I find the last part odd, in part because I have gained a certain interpretive momentum from the references to the magician and the end the cycles of death and resurrection—the course of the sun—so that my mind is thinking about very high and remote realities. So the reference to a destroyer is confusing because so much has already been overcome and 'destroyed'—life and death, illusion... And who. I ask myself, now has the temerity to devour Adonai? What can this possibly mean?
It's either something much higher than I have any clue about, or something much lower than I would expect at this juncture of the text. But since I can only speculate about those things I cannot know or understand, that are beyond my understanding, I will focus on the lower end of the spectrum with the idea of grounding my interpretation in something more solid than baseless speculation. As such, I am reminded of a Yogic precept that goes something like this: the mind is the slayer of the real, slay the slayer. So maybe the destroyer is our old friend the Ruach. And it does in fact obscure and destroy Adonai in so much as by its attempts to define and conceive of Adonai it presents a dead thing, lacking all truth. In this light the mind is one of those starving demons from Buddhist mythology that can devour the whole of creation and still be hungry.

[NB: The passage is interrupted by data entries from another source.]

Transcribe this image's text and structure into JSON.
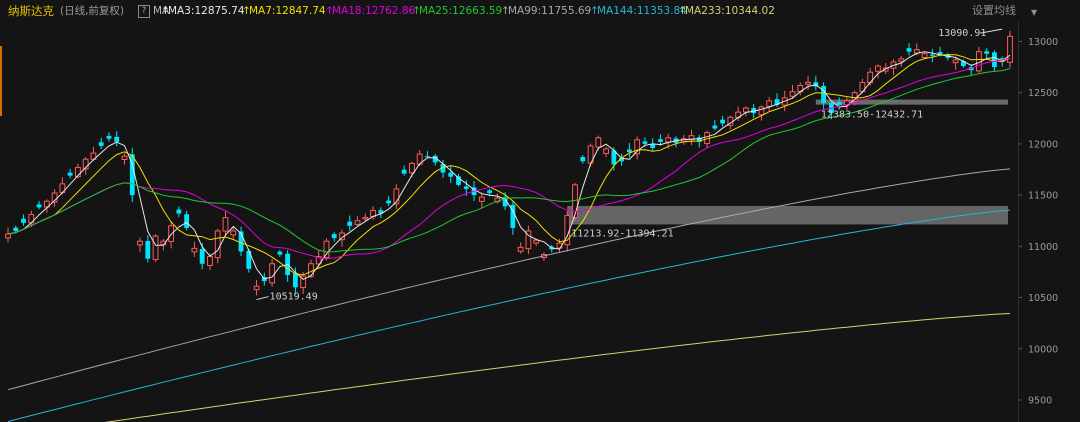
{
  "header": {
    "title": "纳斯达克",
    "subtitle": "(日线,前复权)",
    "q_button": "?",
    "ma_label": "MA",
    "settings_label": "设置均线",
    "settings_icon": "chevron-down-icon"
  },
  "ma_legend": [
    {
      "key": "MA3",
      "text": "MA3:12875.74",
      "color": "#e8e8e8"
    },
    {
      "key": "MA7",
      "text": "MA7:12847.74",
      "color": "#f0e000"
    },
    {
      "key": "MA18",
      "text": "MA18:12762.86",
      "color": "#e000e0"
    },
    {
      "key": "MA25",
      "text": "MA25:12663.59",
      "color": "#22c830"
    },
    {
      "key": "MA99",
      "text": "MA99:11755.69",
      "color": "#a8a8a8"
    },
    {
      "key": "MA144",
      "text": "MA144:11353.84",
      "color": "#20b8d8"
    },
    {
      "key": "MA233",
      "text": "MA233:10344.02",
      "color": "#d8d070"
    }
  ],
  "colors": {
    "up": "#ff5a5a",
    "down": "#00e5ff",
    "background": "#141414",
    "band": "#888888"
  },
  "chart_data": {
    "type": "candlestick",
    "y_axis_ticks": [
      13000,
      12500,
      12000,
      11500,
      11000,
      10500,
      10000,
      9500
    ],
    "ylim": [
      9285,
      13190
    ],
    "n_bars": 130,
    "annotations": {
      "high": {
        "value": 13090.91,
        "text": "13090.91"
      },
      "low": {
        "value": 10519.49,
        "text": "10519.49"
      }
    },
    "gaps": [
      {
        "low": 12383.5,
        "high": 12432.71,
        "text": "12383.50-12432.71"
      },
      {
        "low": 11213.92,
        "high": 11394.21,
        "text": "11213.92-11394.21"
      }
    ],
    "closes": [
      11120,
      11150,
      11230,
      11310,
      11380,
      11440,
      11520,
      11610,
      11690,
      11770,
      11850,
      11910,
      11980,
      12050,
      12020,
      11880,
      11500,
      11050,
      10880,
      11100,
      11050,
      11200,
      11320,
      11180,
      10980,
      10830,
      10900,
      11150,
      11280,
      11150,
      10950,
      10780,
      10610,
      10660,
      10830,
      10920,
      10720,
      10600,
      10710,
      10830,
      10900,
      11050,
      11080,
      11130,
      11200,
      11250,
      11280,
      11350,
      11320,
      11420,
      11560,
      11710,
      11810,
      11900,
      11880,
      11820,
      11720,
      11680,
      11600,
      11560,
      11500,
      11480,
      11520,
      11470,
      11390,
      11180,
      10990,
      11150,
      11060,
      10920,
      10970,
      11030,
      11300,
      11600,
      11830,
      11980,
      12060,
      11950,
      11800,
      11830,
      11920,
      12040,
      12000,
      11960,
      12020,
      12060,
      12010,
      12050,
      12080,
      12020,
      12110,
      12150,
      12200,
      12260,
      12310,
      12350,
      12300,
      12360,
      12420,
      12380,
      12450,
      12510,
      12570,
      12600,
      12560,
      12400,
      12300,
      12380,
      12420,
      12500,
      12600,
      12700,
      12760,
      12740,
      12800,
      12830,
      12900,
      12920,
      12880,
      12860,
      12870,
      12840,
      12820,
      12760,
      12720,
      12900,
      12880,
      12750,
      12800,
      13050
    ],
    "moving_averages": {
      "MA99": {
        "first": 9600,
        "last": 11755.69
      },
      "MA144": {
        "first": 9290,
        "last": 11353.84
      },
      "MA233": {
        "first": 9140,
        "last": 10344.02
      }
    }
  }
}
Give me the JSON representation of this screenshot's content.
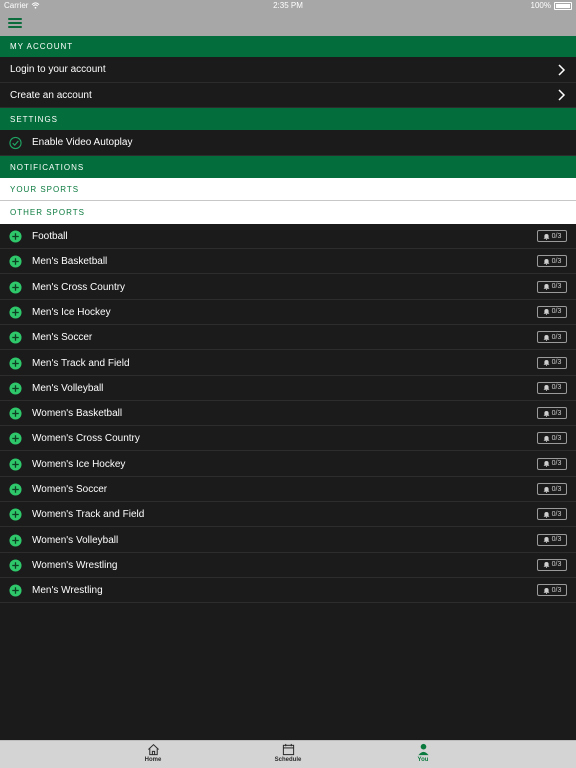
{
  "status_bar": {
    "carrier": "Carrier",
    "time": "2:35 PM",
    "battery": "100%"
  },
  "colors": {
    "accent": "#036e3b",
    "check": "#1fa463",
    "plus": "#2ec86b",
    "tab_active": "#0a7a3e"
  },
  "sections": {
    "my_account": "MY ACCOUNT",
    "settings": "SETTINGS",
    "notifications": "NOTIFICATIONS",
    "your_sports": "YOUR SPORTS",
    "other_sports": "OTHER SPORTS"
  },
  "account": {
    "login": "Login to your account",
    "create": "Create an account"
  },
  "settings": {
    "autoplay": "Enable Video Autoplay",
    "autoplay_enabled": true
  },
  "sports": [
    {
      "name": "Football",
      "count": "0/3"
    },
    {
      "name": "Men's Basketball",
      "count": "0/3"
    },
    {
      "name": "Men's Cross Country",
      "count": "0/3"
    },
    {
      "name": "Men's Ice Hockey",
      "count": "0/3"
    },
    {
      "name": "Men's Soccer",
      "count": "0/3"
    },
    {
      "name": "Men's Track and Field",
      "count": "0/3"
    },
    {
      "name": "Men's Volleyball",
      "count": "0/3"
    },
    {
      "name": "Women's Basketball",
      "count": "0/3"
    },
    {
      "name": "Women's Cross Country",
      "count": "0/3"
    },
    {
      "name": "Women's Ice Hockey",
      "count": "0/3"
    },
    {
      "name": "Women's Soccer",
      "count": "0/3"
    },
    {
      "name": "Women's Track and Field",
      "count": "0/3"
    },
    {
      "name": "Women's Volleyball",
      "count": "0/3"
    },
    {
      "name": "Women's Wrestling",
      "count": "0/3"
    },
    {
      "name": "Men's Wrestling",
      "count": "0/3"
    }
  ],
  "tabs": [
    {
      "label": "Home",
      "icon": "home-icon"
    },
    {
      "label": "Schedule",
      "icon": "calendar-icon"
    },
    {
      "label": "You",
      "icon": "person-icon",
      "active": true
    }
  ]
}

The crown of the mind is in Daath/the Abyss, or the throat, wherein his spirit abideth. But look, Adonai as Apep, manages to transform this destroyer, blackening his throat. Daath is the throat of Tree of Life conceived as the body of god, or the divine Adam. The black color is probably a reference to Binah, the acquisition of understanding; after all, poison is a water-based substance; but blackening is the result of fire. So I get an image of the mind being blasted and made black (blank/empty?).